– А что будет с моими клиентами?
– Плевал я на них. Сунем их кому-нибудь еще. Они и не заметят. Да, ведь в бухгалтерии есть другой Мартен, посажу его на ваше место, для клиентов ничего не изменится.
– И когда я должен уйти?
– Немедленно, кретин, немедленно!
– По-вашему, нормально спрашивать сотрудника, который работает здесь двадцать лет, что он думает о ваших шторах? Заявлять ледяным тоном, что через три дня хотите его видеть
– Плевать я хотел на все это! Что ненормально, так это поджигать мои шторы! Короче, убирайтесь отсюда немедленно!
– Очень хорошо. Но это только начало.
– Вот как? Вы мне угрожаете, Мартен? Вы мне угрожаете?!
– Понимайте как хотите.
– Вы сумасшедший. Я вернусь через час, и чтобы духу вашего здесь не было. И не ждите, никакое выходное пособие вам не светит! Ни сантима. Очень надеюсь увидеть, как вы валяетесь на улице и попрошайничаете.
– В мои планы это не входит. Но спасибо, что беспокоитесь о моем будущем.
Дежюайо застыл на месте, пораженный безответственностью этого типа, а затем ушел.

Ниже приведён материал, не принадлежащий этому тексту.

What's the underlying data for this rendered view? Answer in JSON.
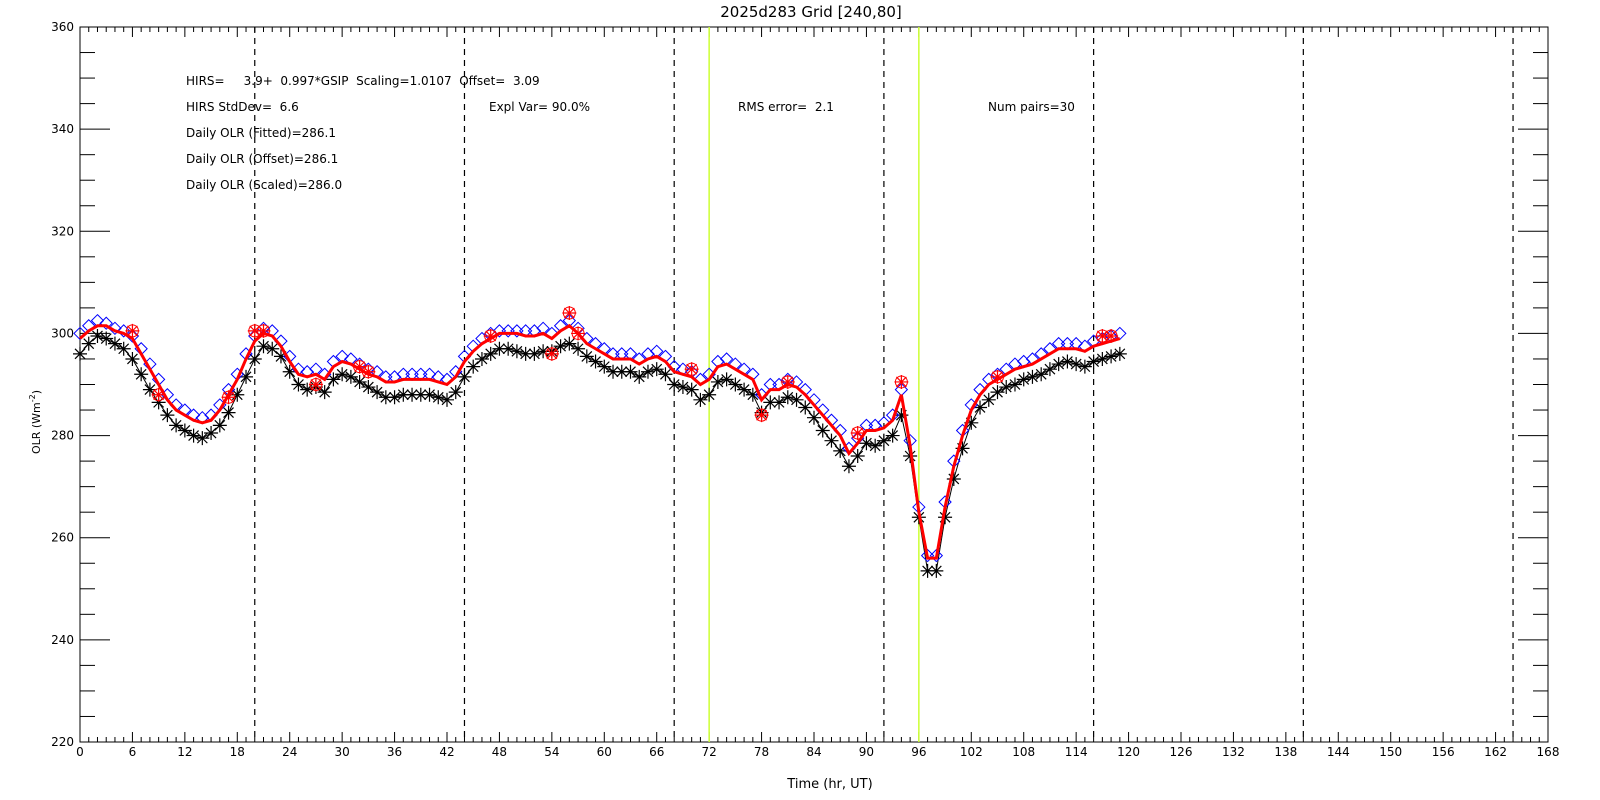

Все коллеги на этаже смотрели на Патрика с восхищением. Они не могли опомниться. Неужели это тот человек, которого они знали? Сам он был счастлив, потому что без колебаний выполнил то, что задумал. Да, но что дальше? В десять утра буднего дня он вернется домой с двумя коробками, содержащими воспоминания о его карьере. Всего две коробки за столько лет. Пока он приводил кабинет в порядок, к нему то и дело заглядывали коллеги – похвалить за храбрость. Но вспомнят ли о нем эти коллеги через два дня или через десять дней? Нанесенный Патриком удар порадовал всех сотрудников, но ведь за этим ударом ничего не последует. Скоротечная популярность ведет в тупик. Что с ним будет? В среде страховых компаний все знают друг друга, слух о его увольнении из-за серьезного проступка распространится немедленно. Люди быстро делают упрощенные выводы. О нем будут говорить: «Парень, который спалил шторы». Каковы бы ни были причины, никто этого не одобрит. Подумают: если он считал себя жертвой травли, нужно было, как положено, пожаловаться; добиваться справедливости так, как он, может только сумасшедший. Да, теперь Патрик не сомневался: сгорел он сам. Жена, конечно, будет им гордиться. Какое-то время на этой волне можно удержаться, но рано или поздно он непременно разобьется о реальность. И какое же мрачное будущее тогда его ждет. Эйфория улетучилась, начались горькие сожаления. Он еще долго будет платить за свой порыв[25].
Из-за долгого разговора с Валери я заснул довольно поздно. Что не помешало мне проснуться в середине ночи. До утра я смотрел телевизор. Показывали телеигры, участники которых непрерывно кричали. В Штатах, чтобы участвовать в игре, нужно непременно обладать дипломом по истерии. Когда в шесть утра я сошел вниз, Мадлен уже сидела за столиком, готовая завтракать. Она тоже проснулась очень рано. С Ивом мы должны были встретиться в девять, и последние минуты тянулись невероятно долго. Мадлен ужасно волновалась, это бросалось в глаза. Возможно, она думала: а стоило ли приезжать? Странно, но она призналась, что думает о покойном муже. Что будто изменяет ему. В голове у нее все смешалось.
Чтобы расслабиться, я предложил пройтись по пляжу. Восход солнца приветствовала толпа любителей бега. Как можно заниматься спортом в такую рань? В Париже в это время ты в основном встречаешь пьяных, выходящих из ночных заведений. Да еще этот джетлаг, из-за которого все казалось сюрреалистичным. Мадлен вдруг спросила:
– Вы уверены, что он придет?
– Да, я подтвердил, что мы здесь. Он нас ждет.
– А если это не он, а кто-нибудь на него похожий?
– Нет, такого не может быть.
– А если нам нечего будет сказать друг другу?